TO DO: Finish the import code
- Parameters:
unified_csv_path (str, optional) – The path to the unified csv file, defaults to None.
assay_name (str, optional) – The name of the assay (ie LC-QQQ Bile Acids), defaults to None.
sample_matrix (str, optional) – The sample matrix (ie urine, plasma), defaults to None.

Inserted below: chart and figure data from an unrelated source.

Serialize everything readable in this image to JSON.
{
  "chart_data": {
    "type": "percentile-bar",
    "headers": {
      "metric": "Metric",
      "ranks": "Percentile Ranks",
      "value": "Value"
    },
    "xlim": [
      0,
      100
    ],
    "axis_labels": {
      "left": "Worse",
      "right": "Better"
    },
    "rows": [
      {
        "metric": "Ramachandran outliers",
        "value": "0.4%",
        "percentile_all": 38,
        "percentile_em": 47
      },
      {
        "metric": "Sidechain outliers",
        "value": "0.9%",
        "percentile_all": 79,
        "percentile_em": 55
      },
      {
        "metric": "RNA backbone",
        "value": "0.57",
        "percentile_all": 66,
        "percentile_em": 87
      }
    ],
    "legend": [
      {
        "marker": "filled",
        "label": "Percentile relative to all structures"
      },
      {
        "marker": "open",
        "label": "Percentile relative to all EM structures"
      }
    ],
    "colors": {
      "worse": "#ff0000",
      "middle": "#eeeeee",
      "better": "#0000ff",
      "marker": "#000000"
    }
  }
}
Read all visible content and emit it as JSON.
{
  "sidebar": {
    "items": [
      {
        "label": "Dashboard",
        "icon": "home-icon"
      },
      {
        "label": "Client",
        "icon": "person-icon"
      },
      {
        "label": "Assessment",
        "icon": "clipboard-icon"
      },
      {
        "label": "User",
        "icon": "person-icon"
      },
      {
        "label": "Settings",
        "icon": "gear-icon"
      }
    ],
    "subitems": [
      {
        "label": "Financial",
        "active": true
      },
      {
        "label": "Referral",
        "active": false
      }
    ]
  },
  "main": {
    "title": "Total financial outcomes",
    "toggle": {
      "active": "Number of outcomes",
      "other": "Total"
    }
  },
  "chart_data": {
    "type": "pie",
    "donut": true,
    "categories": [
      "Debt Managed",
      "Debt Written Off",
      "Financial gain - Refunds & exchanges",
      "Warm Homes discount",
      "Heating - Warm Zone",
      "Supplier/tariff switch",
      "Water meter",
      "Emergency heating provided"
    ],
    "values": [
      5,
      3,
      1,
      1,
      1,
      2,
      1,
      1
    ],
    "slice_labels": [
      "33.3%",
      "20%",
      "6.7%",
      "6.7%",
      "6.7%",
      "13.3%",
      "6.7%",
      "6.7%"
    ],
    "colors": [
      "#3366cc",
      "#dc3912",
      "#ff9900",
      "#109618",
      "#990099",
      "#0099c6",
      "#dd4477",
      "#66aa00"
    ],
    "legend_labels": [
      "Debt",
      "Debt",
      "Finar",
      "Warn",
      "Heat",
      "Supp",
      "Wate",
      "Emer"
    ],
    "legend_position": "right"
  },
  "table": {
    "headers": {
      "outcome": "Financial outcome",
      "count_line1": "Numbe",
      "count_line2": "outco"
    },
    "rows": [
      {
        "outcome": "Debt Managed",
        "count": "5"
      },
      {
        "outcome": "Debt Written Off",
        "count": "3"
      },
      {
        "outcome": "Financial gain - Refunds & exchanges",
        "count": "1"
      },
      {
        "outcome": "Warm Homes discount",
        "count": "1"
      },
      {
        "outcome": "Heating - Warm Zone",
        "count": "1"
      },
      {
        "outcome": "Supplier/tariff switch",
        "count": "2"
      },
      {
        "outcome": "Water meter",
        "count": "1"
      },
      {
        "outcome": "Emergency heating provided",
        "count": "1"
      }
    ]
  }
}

project_name (str, optional) – The name of the project, defaults to None
task_run_id (float, optional) – The TaskRun ID
username (str, optional) – The username of the user running the job, defaults to None
db_env (str, optional) – The db_env to use, ‘PROD’ or ‘TEST’, default ‘PROD’
db_session (object, optional) – The db_session to use
execution_date (str, optional) – The date of execution, str format.
validate (boolean) – Whether to run validation, default True
pipeline_run_id (str, optional) – The Pipeline run ID
- build_feature_dict(sample_row_index, feature_column_index)
Build a dictionary of features
- Parameters:
sample_row_index (int) – The row index of the sample metadata dataset
feature_column_index (int) – The column index of the feature metadata dataset
- Returns:
A dictionary of FeatureMetadata properties
- Return type:
dict
- get_or_add_assay()
Gets or adds an assay to the database (by assay_name)
- load_dataset()
Loads the XCMS dataset, sets the name, and the loads the sampleInfo
- map_and_add_dataset_data()
Map and add the dataset data
- Raises:
Exception – No Sampling ID or Sample File Name in row
- phenomedb.imports.getrandbits(k) x. Generates an int with k random bits.
- phenomedb.imports.random() x in the interval [0, 1).